DocsChatGuidesWriting an Adapter

Writing an Adapter

Learn how to implement a custom Agent adapter so @ngaf/chat components work with any backend — whether that is a custom RPC service, an in-process mock, or an exotic streaming protocol.

When to Write Your Own Adapter

@ngaf/langgraph covers LangGraph backends and @ngaf/ag-ui covers any AG-UI-compatible backend. Everything else needs a hand-rolled adapter. Common scenarios:

  • Custom RPC or HTTP API — your backend speaks neither LangGraph Server nor the AG-UI protocol.
  • In-process logic — you want the chat UI without any network call (demos, playgrounds, offline-first apps).
  • Testing — a deterministic in-process adapter is faster and more reliable than hitting a real agent in unit tests.
  • Exotic transports — WebSockets, gRPC-Web, or any other streaming mechanism.

The Contract

Every @ngaf/chat primitive and composition accepts an Agent object. The type lives in @ngaf/chat and is intentionally runtime-neutral — it says nothing about HTTP, LangGraph, or any specific backend.
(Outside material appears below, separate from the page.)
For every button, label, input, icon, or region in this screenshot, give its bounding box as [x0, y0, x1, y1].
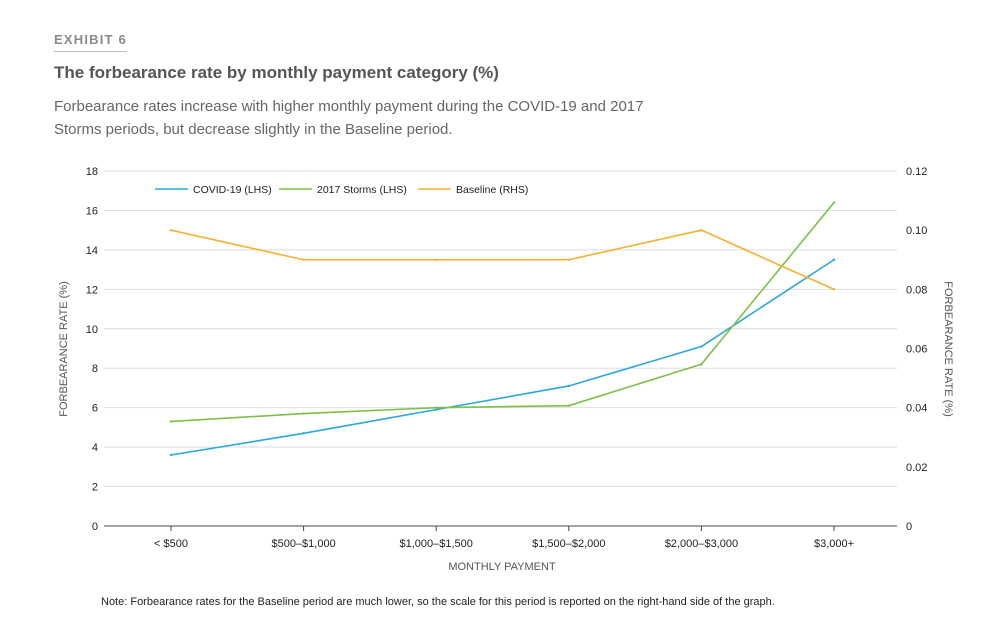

import type { Agent } from '@ngaf/chat';

An Agent is a set of Angular signals (reactive state) plus an RxJS observable of events, a submit method to send a message or resume an interrupted run, and a stop method to abort the in-flight run.

Field-by-Field Reference

FieldTypeWhat you supply
messagesSignal<Message[]>A signal of the conversation messages so far
statusSignal<AgentStatus>'idle' | 'running' | 'error'
isLoadingSignal<boolean>true while a run is in flight
errorSignal<unknown>Last error, or null
toolCallsSignal<ToolCall[]>Tool invocations and their results
stateSignal<Record<string, unknown>>Backend-defined state snapshot
events$Observable<AgentEvent>Discriminated state_update / custom events
submit(input, opts?) => Promise<void>Send a message or resume
stop() => Promise<void>Abort the in-flight run
interrupt?Signal<AgentInterrupt | undefined>(optional) Current pause-for-input
subagents?Signal<Map<string, Subagent>>(optional) Spawned subagents
Optional fields

interrupt and subagents are optional. Runtimes that do not support these concepts can leave them undefined. Components that need them gracefully fall back when they are absent.

events$ and signals

The design invariant is: state lives on signals; events$ carries only things that are not derivable from signals. If your runtime produces no custom events, set events$ to EMPTY from RxJS — the type system requires the field to be present, but nothing forces you to emit.

Worked Example: An In-Process Echo Adapter

Below is a complete EchoAgent factory — roughly 80 lines — that satisfies the full Agent contract without any network call. It demonstrates the signal pattern clearly and is a solid starting point for your own adapter.

On submit, the factory optimistically appends the user message, then after a short delay appends an assistant message that echoes the input back. There are no tool calls, no custom events, and no interrupts.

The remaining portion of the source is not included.